Growing up, I never had a problem with asthma. There are people in my family who had it, but I was blessed to never have an issue with it.
However, when I went on my mission in 2008, I suddenly found myself with difficulty breathing. Someone told me that Austin, Texas is the allergen capital of the world, and in my case it seemed to have been true. As missionaries, you are encouraged to exercise early in the morning, and my companion loved to run, so we would go out fairly early to run through the safe neighborhood that we lived in.
The first week I was there, it felt like I could run forever. I grew up in a high-altitude state, and so you would usually run short of breath before your muscles began to ache.
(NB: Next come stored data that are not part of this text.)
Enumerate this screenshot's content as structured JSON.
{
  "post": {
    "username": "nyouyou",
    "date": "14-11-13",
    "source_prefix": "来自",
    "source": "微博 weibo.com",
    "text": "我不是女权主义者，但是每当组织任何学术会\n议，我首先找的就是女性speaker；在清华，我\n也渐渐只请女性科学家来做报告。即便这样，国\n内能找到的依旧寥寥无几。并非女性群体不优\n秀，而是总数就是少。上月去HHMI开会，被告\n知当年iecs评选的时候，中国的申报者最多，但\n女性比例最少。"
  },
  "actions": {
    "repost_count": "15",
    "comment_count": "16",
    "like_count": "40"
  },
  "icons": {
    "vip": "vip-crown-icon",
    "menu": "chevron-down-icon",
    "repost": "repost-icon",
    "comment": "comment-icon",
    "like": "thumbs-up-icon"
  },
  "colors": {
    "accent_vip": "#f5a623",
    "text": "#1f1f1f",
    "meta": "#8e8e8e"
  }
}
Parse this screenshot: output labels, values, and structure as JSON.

However, in Texas, I could breathe and run and run and my muscles gave out before my air did.
At least, that's the way it was for the first week.
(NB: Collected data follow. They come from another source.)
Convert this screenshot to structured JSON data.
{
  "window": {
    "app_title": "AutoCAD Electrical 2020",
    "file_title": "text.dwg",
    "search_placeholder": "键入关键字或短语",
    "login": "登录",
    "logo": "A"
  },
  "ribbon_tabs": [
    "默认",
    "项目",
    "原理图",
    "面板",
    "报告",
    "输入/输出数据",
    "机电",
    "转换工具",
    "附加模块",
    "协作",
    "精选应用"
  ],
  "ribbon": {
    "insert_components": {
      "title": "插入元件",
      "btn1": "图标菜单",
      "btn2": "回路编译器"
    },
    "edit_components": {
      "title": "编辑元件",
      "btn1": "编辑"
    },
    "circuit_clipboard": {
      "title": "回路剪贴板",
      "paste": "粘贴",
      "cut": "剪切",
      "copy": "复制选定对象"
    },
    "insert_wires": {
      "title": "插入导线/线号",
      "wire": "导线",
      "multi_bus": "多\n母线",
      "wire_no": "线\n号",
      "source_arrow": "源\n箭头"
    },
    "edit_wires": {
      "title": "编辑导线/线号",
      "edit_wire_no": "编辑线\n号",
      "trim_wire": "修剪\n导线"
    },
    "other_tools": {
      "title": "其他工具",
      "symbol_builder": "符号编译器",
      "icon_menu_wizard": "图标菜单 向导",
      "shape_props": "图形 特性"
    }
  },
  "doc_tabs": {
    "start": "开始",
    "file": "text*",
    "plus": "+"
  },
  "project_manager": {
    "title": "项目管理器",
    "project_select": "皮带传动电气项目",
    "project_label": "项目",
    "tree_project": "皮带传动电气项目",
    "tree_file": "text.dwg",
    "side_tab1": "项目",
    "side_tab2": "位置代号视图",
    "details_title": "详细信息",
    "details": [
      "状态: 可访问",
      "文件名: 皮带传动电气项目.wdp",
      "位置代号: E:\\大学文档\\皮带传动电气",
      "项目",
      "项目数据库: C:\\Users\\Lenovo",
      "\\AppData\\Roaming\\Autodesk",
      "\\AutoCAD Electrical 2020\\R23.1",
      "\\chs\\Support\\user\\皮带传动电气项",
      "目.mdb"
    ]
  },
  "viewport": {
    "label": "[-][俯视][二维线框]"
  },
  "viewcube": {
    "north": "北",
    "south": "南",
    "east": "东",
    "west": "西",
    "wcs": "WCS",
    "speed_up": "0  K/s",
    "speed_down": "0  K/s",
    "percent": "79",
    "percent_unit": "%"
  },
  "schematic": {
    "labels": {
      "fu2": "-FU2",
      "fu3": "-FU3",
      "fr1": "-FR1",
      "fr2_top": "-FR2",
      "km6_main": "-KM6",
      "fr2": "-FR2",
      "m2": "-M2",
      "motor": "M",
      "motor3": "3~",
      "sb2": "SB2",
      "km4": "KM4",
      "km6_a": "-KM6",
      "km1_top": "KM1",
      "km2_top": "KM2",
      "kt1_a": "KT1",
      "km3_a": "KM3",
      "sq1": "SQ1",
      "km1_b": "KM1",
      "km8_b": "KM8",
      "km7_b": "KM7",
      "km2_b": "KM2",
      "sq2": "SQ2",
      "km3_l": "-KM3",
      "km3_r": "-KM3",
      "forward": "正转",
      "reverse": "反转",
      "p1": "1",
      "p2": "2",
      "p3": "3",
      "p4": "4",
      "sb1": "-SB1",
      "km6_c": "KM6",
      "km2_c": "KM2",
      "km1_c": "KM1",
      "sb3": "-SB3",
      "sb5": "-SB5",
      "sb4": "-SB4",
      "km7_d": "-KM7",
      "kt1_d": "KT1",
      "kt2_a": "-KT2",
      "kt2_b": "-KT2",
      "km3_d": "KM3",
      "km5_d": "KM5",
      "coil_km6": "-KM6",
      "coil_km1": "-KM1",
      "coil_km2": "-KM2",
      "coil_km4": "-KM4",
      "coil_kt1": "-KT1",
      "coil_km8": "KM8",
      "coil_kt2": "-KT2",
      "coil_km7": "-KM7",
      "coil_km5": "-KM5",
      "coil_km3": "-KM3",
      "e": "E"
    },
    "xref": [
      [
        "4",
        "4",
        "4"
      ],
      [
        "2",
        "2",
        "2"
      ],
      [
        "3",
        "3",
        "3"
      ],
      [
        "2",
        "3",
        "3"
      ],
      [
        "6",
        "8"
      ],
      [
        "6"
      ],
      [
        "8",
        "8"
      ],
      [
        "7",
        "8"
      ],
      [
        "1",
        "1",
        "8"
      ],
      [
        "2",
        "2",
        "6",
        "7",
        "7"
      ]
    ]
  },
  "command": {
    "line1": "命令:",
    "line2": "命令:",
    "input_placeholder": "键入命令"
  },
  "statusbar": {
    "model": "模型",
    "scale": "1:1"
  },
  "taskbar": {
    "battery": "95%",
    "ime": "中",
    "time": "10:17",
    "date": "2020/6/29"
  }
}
Then, suddenly, I found myself wheezing when I ran. It was a bizarre thing. This continued on and off during my 19 month mission in Texas. Some months I would be just fine, and other times I would struggle to breathe. My companions would often encourage me to go to the doctor, but I would brush off their advice with a bit of stubborn willfulness. (I actually am quite stubborn, in case you didn't know. This is especially true where matters of health are concerned. I don't like to go to the doctor unless I'm dying.)
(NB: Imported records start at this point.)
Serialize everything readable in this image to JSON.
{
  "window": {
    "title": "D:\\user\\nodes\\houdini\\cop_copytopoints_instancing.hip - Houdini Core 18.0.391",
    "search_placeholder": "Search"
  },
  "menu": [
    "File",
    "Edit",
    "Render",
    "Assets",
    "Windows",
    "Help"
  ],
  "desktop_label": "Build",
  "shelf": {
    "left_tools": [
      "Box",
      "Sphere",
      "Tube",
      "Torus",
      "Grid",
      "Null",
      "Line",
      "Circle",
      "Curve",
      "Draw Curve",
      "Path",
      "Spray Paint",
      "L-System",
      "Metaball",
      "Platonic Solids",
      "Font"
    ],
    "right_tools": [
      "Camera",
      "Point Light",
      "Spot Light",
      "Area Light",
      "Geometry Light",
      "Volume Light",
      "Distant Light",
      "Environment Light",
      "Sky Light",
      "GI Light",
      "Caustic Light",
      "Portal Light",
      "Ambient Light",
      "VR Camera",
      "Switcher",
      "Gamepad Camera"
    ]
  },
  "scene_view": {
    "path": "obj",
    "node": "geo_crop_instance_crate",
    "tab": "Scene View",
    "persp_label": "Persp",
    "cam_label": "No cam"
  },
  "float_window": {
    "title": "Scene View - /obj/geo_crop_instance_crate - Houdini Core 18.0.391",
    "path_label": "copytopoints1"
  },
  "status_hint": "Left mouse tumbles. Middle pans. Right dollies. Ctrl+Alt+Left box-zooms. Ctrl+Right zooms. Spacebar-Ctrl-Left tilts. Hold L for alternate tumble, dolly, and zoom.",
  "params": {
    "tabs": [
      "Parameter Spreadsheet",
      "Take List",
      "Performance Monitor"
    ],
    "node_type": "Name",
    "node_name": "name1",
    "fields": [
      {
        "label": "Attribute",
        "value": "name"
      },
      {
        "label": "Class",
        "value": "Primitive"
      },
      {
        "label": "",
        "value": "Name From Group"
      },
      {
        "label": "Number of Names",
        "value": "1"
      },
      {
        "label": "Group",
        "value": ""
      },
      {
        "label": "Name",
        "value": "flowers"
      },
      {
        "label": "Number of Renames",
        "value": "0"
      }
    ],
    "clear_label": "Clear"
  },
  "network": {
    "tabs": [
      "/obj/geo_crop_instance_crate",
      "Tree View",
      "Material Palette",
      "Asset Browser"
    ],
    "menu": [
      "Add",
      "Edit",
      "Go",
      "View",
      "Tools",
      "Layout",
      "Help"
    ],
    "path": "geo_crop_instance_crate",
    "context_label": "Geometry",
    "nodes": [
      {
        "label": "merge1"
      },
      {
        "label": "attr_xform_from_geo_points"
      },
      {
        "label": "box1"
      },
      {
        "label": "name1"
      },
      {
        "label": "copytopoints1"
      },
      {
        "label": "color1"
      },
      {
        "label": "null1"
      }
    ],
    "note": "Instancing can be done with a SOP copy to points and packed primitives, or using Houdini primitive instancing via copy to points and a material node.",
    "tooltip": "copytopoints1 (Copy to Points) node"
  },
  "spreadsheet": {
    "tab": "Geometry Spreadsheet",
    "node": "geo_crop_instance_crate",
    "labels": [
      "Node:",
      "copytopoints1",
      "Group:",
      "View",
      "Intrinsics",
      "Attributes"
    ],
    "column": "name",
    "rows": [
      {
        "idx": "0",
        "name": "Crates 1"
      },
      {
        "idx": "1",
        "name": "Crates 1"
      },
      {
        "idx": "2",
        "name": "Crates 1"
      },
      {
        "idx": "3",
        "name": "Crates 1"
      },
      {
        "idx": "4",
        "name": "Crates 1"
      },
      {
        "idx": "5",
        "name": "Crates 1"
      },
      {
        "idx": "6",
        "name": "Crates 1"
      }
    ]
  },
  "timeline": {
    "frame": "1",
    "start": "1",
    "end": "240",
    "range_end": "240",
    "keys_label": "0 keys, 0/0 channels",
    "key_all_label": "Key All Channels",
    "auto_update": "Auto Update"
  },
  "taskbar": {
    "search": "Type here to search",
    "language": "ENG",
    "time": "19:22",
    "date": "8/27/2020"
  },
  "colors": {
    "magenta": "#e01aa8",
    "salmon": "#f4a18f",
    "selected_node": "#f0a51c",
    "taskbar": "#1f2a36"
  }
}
Some seasons my asthma would be nonexistent, and others it would be awful. When I got hom from my mission and returned to school, my breathing only got worse. For that semester, I was wheezing and struggling to breathe nearly constantly. This really stressed one of my roommates out, and finally I was convinced to go to the doctor's and get my breathing checked out.
They tested me and gave me an inhaler. What a wonderful device! Suddenly, I could breathe again, and I didn't realize how much I had missed that.
I still don't have to use it constantly. This spring season seems to be kind of awful for me, but generally I don't have to use the inhaler at all. This is why I'm pretty sure my asthma is allergy induced as opposed to exercise.
Isn't it funny what our pride will do to us? It is so simple to have an inhaler, and no one judges me because I have a shortness of breath. Why was I so stubborn about it? I'm much happier when I can breathe, and I rather like being able to do so. The people around me are happier when I can breathe too,
I wonder what other areas of my life I'm not 'breathing' in because of stubborn pride. Where am I not seeking the help I need because I don't want to go see the person who could help me?
Breathing is kind of a vital thing. It was no one's fault but my own that I wasn't able to do it. There is a reason the Savior spoke out against pride.
It can kill us if we're not careful.